Le malware peut aussi prendre des captures d’écran, enregistrer l’activité, lancer des commandes PowerShell, effacer les journaux Windows et ouvrir une session de contrôle distant de type VNC. Le même implant sert donc à préparer l’attaque, surveiller la victime, puis la détruire si l’opérateur le décide.

« Nous avons découvert GigaWiper, une backdoor destructrice qui combine dans un seul implant plusieurs capacités d’effacement et de faux ransomware. » Microsoft Threat Intelligence

Les analyses publiées relèvent aussi l’usage d’une tâche planifiée déguisée en mise à jour OneDrive pour relancer le programme après démarrage. La persistance, toujours la persistance.

Qui est réellement exposé

La vraie question : faut-il paniquer ? Non, pas si vous êtes un particulier lambda. Le malware a surtout été repéré dans des intrusions ciblées, pas dans une campagne de masse. Les cibles sont d’abord les organisations déjà compromises, dont l’environnement Windows a été atteint par un accès initial puis maintenu actif.

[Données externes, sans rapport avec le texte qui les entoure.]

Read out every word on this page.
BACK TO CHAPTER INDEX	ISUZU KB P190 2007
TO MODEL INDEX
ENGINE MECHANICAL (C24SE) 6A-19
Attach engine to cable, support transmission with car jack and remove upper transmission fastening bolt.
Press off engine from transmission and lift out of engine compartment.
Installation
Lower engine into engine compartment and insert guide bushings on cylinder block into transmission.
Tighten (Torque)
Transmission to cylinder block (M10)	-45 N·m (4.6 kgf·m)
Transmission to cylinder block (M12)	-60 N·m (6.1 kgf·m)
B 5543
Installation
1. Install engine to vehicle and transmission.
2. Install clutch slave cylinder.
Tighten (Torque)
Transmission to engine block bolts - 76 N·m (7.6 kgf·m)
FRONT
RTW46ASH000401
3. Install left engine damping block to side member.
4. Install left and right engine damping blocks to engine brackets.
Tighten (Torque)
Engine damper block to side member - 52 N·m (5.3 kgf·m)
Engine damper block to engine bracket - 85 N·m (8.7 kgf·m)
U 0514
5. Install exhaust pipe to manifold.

Microsoft affirme que ses défenses détectent déjà GigaWiper et ses composants. Les recommandations sont classiques : surveiller les tâches planifiées suspectes, les modifications des paramètres de récupération Windows, les opérations anormales sur les disques et les signes d’accès distant inattendu.

Le danger immédiat vise donc les administrateurs et les équipes de sécurité déjà aux prises avec un intrus installé. Pour un poste sans compromission préalable, le risque reste faible. La logique de l’outil est celle d’une attaque ciblée, avec destruction finale des données comme point d’orgue.

Détruire plutôt que monétiser

Les comptes rendus convergent : GigaWiper mélange des codes d’au moins trois familles distinctes, dont Crucio pour le faux ransomware et FlockWiper pour une variante d’effacement. Microsoft y voit une plateforme destructive plutôt qu’un simple outil jetable.

L’approche tranche avec les ransomwares classiques, qui cherchent d’abord à monétiser l’accès. Ici, les clés de chiffrement ne sont pas conservées : impossible de récupérer quoi que ce soit une fois la fonction déclenchée. Le but n’est pas de négocier mais d’effacer.

Les meilleures défenses restent celles qui limitent l’accès initial, isolent les sauvegardes et repèrent vite un comportement anormal. Pour les entreprises déjà infiltrées, GigaWiper ajoute une menace de plus : transformer un accès caché en perte de données totale.